The idea actually makes him smile.
~
Charles was the next to move things in. Though it was mildly awkward explaining to his family why he was moving somewhere else.
Turns out he can't keep a secret. His family is accepting. Pascale welcomes both into her home. She takes a particular liking to the quiet girl who is still always between the two older boys.
His stuff takes up more of the apartment than hers. The contrast of red and blue is now showing everywhere.
"If Charles is red, Max is blue, and I'm always in the middle, does that make me purple?" She spouts while unpacking a box of ferrari shirts.
Max spits out the water he was drinking. Charles starts wheezing. And she is laughing at her own comment.
"Where did you come up with that, Chéri?"
"Just a thought I've been sitting on since we started dating."
"You're not wrong, though." Max is wiping his mouth clean from the water.
~
It's weird going places together. Not errands and things, but social gatherings. Charles has asked to keep things private for now. He's not fond of the questions people have about the nuances of their relationship.
They came and left separately. Usually, depending on who wanted to leave first, the other would wait about fifteen minutes.
A few months into the break, Lando Norris decides to call Max and invite him and his lover to a party. He does the same for Charles a minute after he hangs up with Max.
The three of you have to hold in your laughter as Charles tries to get through the phone call listening to the same details.
Despite what Lando said, this was not the type of party any of you are used to by now. At least not Charles and Max. She'd been to few and got overwhelmed by it all pretty quickly. Sometimes, she'd use it as an excuse to get the boys out of the apartment so she could have the cats to herself and play around with her powers.
Charles and Max both hate it when she does it alone. They've found her on the floor passed out on multiple occasions. She doesn't care, though. The visions and nightmares of her father were more reason to keep going.
Regardless, this party is small. Just a few drivers who had been in town or live in Monaco are here with their partners.

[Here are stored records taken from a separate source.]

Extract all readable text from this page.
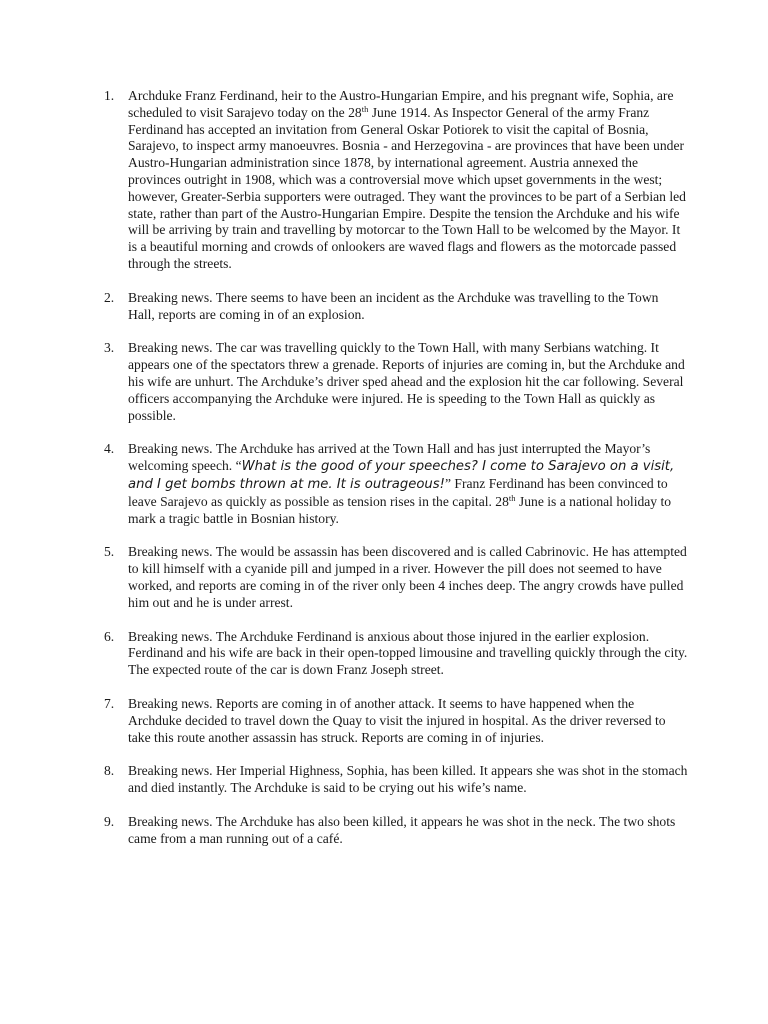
1. Archduke Franz Ferdinand, heir to the Austro-Hungarian Empire, and his pregnant wife, Sophia, are scheduled to visit Sarajevo today on the 28th June 1914. As Inspector General of the army Franz Ferdinand has accepted an invitation from General Oskar Potiorek to visit the capital of Bosnia, Sarajevo, to inspect army manoeuvres. Bosnia - and Herzegovina - are provinces that have been under Austro-Hungarian administration since 1878, by international agreement. Austria annexed the provinces outright in 1908, which was a controversial move which upset governments in the west; however, Greater-Serbia supporters were outraged. They want the provinces to be part of a Serbian led state, rather than part of the Austro-Hungarian Empire. Despite the tension the Archduke and his wife will be arriving by train and travelling by motorcar to the Town Hall to be welcomed by the Mayor. It is a beautiful morning and crowds of onlookers are waved flags and flowers as the motorcade passed through the streets.
2. Breaking news. There seems to have been an incident as the Archduke was travelling to the Town Hall, reports are coming in of an explosion.
3. Breaking news. The car was travelling quickly to the Town Hall, with many Serbians watching. It appears one of the spectators threw a grenade. Reports of injuries are coming in, but the Archduke and his wife are unhurt. The Archduke’s driver sped ahead and the explosion hit the car following. Several officers accompanying the Archduke were injured. He is speeding to the Town Hall as quickly as possible.
4. Breaking news. The Archduke has arrived at the Town Hall and has just interrupted the Mayor’s welcoming speech. “What is the good of your speeches? I come to Sarajevo on a visit, and I get bombs thrown at me. It is outrageous!” Franz Ferdinand has been convinced to leave Sarajevo as quickly as possible as tension rises in the capital. 28th June is a national holiday to mark a tragic battle in Bosnian history.
5. Breaking news. The would be assassin has been discovered and is called Cabrinovic. He has attempted to kill himself with a cyanide pill and jumped in a river. However the pill does not seemed to have worked, and reports are coming in of the river only been 4 inches deep. The angry crowds have pulled him out and he is under arrest.
6. Breaking news. The Archduke Ferdinand is anxious about those injured in the earlier explosion. Ferdinand and his wife are back in their open-topped limousine and travelling quickly through the city. The expected route of the car is down Franz Joseph street.
7. Breaking news. Reports are coming in of another attack. It seems to have happened when the Archduke decided to travel down the Quay to visit the injured in hospital. As the driver reversed to take this route another assassin has struck. Reports are coming in of injuries.
8. Breaking news. Her Imperial Highness, Sophia, has been killed. It appears she was shot in the stomach and died instantly. The Archduke is said to be crying out his wife’s name.
9. Breaking news. The Archduke has also been killed, it appears he was shot in the neck. The two shots came from a man running out of a café.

Kika and Pierre, George and Carmen, Alex and Lily, Carlos is here along with Daniel. Charles is seated in a solitary chair. The couches have been taken. Daniel and Lando on either side of him.
It feels nice and intimate in a way. She hadn't seen many drivers just get together to hang out like this.
Charles is ever the gentleman and offers her the chair, which she takes. Him and Max are now making themselves comfortable on the floor in front of her.
They're eating, drinking, laughing, and sharing stories from the past. It's nice and relaxing.
She taps Max's shoulder, alerting him that she's going for water and asking both boys if they need anything to which they reply no.
She spots Lando in his kitchen getting a drink. It's not an alcoholic one, just juice that looks like it could be alcohol.
She turns on his tap for water, and Lando jumps out of his skin. His eyes rapidly look between her and his cup.
"I like to mix my alcohol with juice...?" His voice sounds unsure. Does he think it's not okay to just have juice?
"Juice is a good choice, in my opinion. Alcohol is strong and feels funny sometimes."
Lando visibly relaxs. "Promise you won't tell anyone? They laugh at me sometimes when I do this."
"I promise."
~
Lando was around more after the party. He seemed comfortable around her and Max. He'd opened up about his anxiety to them and played far to many games with Max.
What they were not expecting was for Lando to show up at their apartment door at three o'clock in the morning. His breathing uneven body shaking like a leaf.
She knew what this was. She'd had plenty of panic attacks.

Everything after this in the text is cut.